‘ Bubble markets are created when an asset trades for increasingly higher prices as it is bought by people who are hopeful about its future value and then sold to others with even more optimistic views of that value.’ The classic example is that of the US housing bubble, to which is attributed the downturn of the US economy. David Asch carries this logic forward into the medical education field in article in the November 21st issue of New England Journal of Medicine.
In spite of the vast differences in the two systems, I could see how many of the points he was making, are so valid to the Indian scenario. In the US, students enter medial school at a later and hence more mature age than here. Except for the privileged children of first generation immigrants, they fund their own education through student loans. All education is private and hence expensive. There are real market forces at work here – doctors need to earn adequately to repay loans, insurance companies are seeing how high they can push the premiums, colleges are seeing how far they can drive the fee increase and so on!! So, fees and premiums are fixed based on the potential earning capacity of the doctors. But, all undergraduate education costs the same, while there is a huge disparity in the earnings made by different specialties. This brings a bias in selection of specialties, not based on the needs of the health care system or even the aptitude of the student. And so, if you do Family Medicine in the US, you may be repaying your student loan even when your own kids reach college going age.
With the increasing alarm at health care expenses, and consequent efforts to trim these, salaries are not going up as they used to. Any decline in repayment potential will see a downturn in the insurance market and maybe even in the medical schools! This is the bubble – and Asch at the end of his article says “Although it seems unlikely that we’re in a bubble market for medical education, we may already be in one for veterinary medicine. That bubble will burst when potential students recognize that the costs of training aren’t matched by later returns. Then the optometry bubble may burst, followed by the pharmacy and dentistry bubbles. At the extreme, we will march down the debt-to-income-ratio ladder, through psychiatrists to cardiologists to orthopedists . . . until no one is left but the MBAs.” (http://www.nejm.org/doi/full/10.1056/NEJMp1310778)
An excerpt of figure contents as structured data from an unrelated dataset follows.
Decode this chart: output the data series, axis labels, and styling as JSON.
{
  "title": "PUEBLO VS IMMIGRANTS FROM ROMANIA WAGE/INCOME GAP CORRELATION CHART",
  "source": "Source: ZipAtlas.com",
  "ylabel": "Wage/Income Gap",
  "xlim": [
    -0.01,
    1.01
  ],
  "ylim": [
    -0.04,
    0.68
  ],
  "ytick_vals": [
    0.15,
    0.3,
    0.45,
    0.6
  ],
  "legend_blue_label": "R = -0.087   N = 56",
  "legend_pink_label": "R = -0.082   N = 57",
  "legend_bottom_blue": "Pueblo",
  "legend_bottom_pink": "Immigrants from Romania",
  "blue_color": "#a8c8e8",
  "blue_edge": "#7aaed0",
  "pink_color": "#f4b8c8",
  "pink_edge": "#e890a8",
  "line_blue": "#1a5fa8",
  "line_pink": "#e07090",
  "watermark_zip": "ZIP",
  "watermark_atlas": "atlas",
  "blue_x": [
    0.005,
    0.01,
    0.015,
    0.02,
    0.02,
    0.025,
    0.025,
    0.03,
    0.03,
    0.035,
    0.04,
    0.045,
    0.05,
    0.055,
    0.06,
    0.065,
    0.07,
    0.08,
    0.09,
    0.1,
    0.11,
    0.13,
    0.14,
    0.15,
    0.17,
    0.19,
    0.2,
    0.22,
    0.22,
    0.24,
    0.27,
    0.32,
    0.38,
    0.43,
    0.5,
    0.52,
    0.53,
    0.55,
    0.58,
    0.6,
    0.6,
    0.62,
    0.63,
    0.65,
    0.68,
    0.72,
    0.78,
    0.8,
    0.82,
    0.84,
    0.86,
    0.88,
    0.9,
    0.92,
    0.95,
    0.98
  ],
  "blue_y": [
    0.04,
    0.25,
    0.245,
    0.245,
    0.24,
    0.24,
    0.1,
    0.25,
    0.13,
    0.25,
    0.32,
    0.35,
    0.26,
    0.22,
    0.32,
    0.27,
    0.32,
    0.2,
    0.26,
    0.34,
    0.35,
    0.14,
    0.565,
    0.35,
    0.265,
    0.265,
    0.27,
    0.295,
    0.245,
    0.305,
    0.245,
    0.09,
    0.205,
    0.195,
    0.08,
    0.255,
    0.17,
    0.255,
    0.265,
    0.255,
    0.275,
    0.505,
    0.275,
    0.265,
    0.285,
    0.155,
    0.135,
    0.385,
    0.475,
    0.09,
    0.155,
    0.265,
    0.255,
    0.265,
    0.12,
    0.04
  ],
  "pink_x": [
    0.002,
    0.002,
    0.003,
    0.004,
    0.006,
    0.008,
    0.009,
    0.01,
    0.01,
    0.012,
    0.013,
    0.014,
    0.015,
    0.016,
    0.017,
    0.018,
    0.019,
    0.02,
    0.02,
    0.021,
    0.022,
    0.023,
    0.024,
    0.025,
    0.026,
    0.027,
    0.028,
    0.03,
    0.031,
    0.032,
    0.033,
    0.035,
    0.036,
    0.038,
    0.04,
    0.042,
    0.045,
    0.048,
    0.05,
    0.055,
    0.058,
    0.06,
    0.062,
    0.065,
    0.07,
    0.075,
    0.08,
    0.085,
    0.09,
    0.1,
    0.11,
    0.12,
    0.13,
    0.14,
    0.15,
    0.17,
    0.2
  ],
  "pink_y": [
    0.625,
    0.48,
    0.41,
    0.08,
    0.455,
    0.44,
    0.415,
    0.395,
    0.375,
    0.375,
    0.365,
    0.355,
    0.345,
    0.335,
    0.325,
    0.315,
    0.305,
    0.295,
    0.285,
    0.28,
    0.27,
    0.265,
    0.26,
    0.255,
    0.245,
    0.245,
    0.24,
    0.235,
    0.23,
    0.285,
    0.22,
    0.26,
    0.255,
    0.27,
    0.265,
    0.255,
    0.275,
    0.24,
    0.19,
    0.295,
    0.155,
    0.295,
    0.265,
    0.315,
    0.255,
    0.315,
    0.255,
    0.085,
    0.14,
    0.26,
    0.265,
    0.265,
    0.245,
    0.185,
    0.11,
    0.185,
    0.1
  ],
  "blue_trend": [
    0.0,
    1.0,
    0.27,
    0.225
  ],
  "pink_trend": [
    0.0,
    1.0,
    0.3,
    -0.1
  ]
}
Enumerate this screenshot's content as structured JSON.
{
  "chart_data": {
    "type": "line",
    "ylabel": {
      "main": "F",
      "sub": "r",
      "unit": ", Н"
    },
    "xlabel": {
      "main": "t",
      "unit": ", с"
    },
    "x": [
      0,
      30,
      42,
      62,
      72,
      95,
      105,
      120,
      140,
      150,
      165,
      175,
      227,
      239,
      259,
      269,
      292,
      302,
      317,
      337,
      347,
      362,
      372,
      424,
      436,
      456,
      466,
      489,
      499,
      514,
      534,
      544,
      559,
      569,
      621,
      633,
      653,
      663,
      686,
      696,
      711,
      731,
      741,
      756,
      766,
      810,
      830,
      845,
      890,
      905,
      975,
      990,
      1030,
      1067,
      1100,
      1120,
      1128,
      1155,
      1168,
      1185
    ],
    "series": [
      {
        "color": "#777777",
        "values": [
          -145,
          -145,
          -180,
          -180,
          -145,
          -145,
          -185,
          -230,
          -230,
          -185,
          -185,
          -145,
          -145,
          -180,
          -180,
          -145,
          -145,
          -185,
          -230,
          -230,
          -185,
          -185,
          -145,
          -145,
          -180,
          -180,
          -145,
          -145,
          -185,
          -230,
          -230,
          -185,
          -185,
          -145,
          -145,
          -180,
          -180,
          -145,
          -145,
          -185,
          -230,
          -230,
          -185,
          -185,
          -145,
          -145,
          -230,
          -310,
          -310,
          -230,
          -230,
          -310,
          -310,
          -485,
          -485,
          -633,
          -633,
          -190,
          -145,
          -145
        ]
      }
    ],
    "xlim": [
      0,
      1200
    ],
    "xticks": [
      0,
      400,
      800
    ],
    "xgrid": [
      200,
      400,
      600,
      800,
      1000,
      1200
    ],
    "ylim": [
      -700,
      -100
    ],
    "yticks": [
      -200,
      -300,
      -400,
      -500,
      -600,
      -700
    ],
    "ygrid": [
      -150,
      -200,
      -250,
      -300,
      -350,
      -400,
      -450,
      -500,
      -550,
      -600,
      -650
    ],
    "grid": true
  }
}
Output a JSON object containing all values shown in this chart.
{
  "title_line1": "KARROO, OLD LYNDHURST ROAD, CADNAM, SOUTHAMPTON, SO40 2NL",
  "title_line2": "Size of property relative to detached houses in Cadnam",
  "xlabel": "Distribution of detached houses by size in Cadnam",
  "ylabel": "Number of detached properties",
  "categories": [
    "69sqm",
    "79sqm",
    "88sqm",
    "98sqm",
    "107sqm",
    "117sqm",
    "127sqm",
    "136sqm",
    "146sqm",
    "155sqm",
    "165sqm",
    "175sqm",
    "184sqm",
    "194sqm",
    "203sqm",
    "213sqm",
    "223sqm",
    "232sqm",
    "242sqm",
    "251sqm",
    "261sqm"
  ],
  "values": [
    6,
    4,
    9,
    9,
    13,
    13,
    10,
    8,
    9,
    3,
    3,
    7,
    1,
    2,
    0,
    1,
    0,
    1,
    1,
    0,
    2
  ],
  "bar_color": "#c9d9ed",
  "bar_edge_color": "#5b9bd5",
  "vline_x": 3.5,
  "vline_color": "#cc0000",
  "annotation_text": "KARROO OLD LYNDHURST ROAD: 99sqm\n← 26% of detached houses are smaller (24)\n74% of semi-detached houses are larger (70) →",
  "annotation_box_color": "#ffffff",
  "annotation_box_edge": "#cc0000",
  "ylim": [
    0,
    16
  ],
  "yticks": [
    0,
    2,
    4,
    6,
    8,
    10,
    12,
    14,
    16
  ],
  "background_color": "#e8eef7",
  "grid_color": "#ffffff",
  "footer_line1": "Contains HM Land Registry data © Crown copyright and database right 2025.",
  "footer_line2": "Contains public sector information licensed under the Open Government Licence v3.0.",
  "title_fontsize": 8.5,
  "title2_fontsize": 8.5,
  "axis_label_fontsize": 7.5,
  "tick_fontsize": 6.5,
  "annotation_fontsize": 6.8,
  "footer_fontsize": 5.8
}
In India, we have a hybrid system in both medical education and health care delivery. Over the last 2 decades, as Government has progressively abdicated its responsibilities in this area, the private sector has stepped into both spheres – with the expected consequences. Students opt for medicine less from aptitude than from social and family pressures. Private medical care is expensive and specialty driven, and pays doctors better than the Government. Private medical education is expensive, and as per the local culture, all costs are borne by parents. Hence, young doctors (younger and hence less mature than in US) opt for the more lucrative specialties – with similar consequences as the US – Government jobs (not an option in the US) which are seen as less lucrative are the least favored and the less monetarily rewarding the specialty, the less favored these are. So, in effect in a scenario where there is an overall shortage of trained doctors, ‘Family Medicine’ will get as short a shift here as is the US. But, since the business model is different here, although the balloon is enlarging at an alarming rate – every one will conspire to keep it inflated!It does not auger well for the future of helathcare.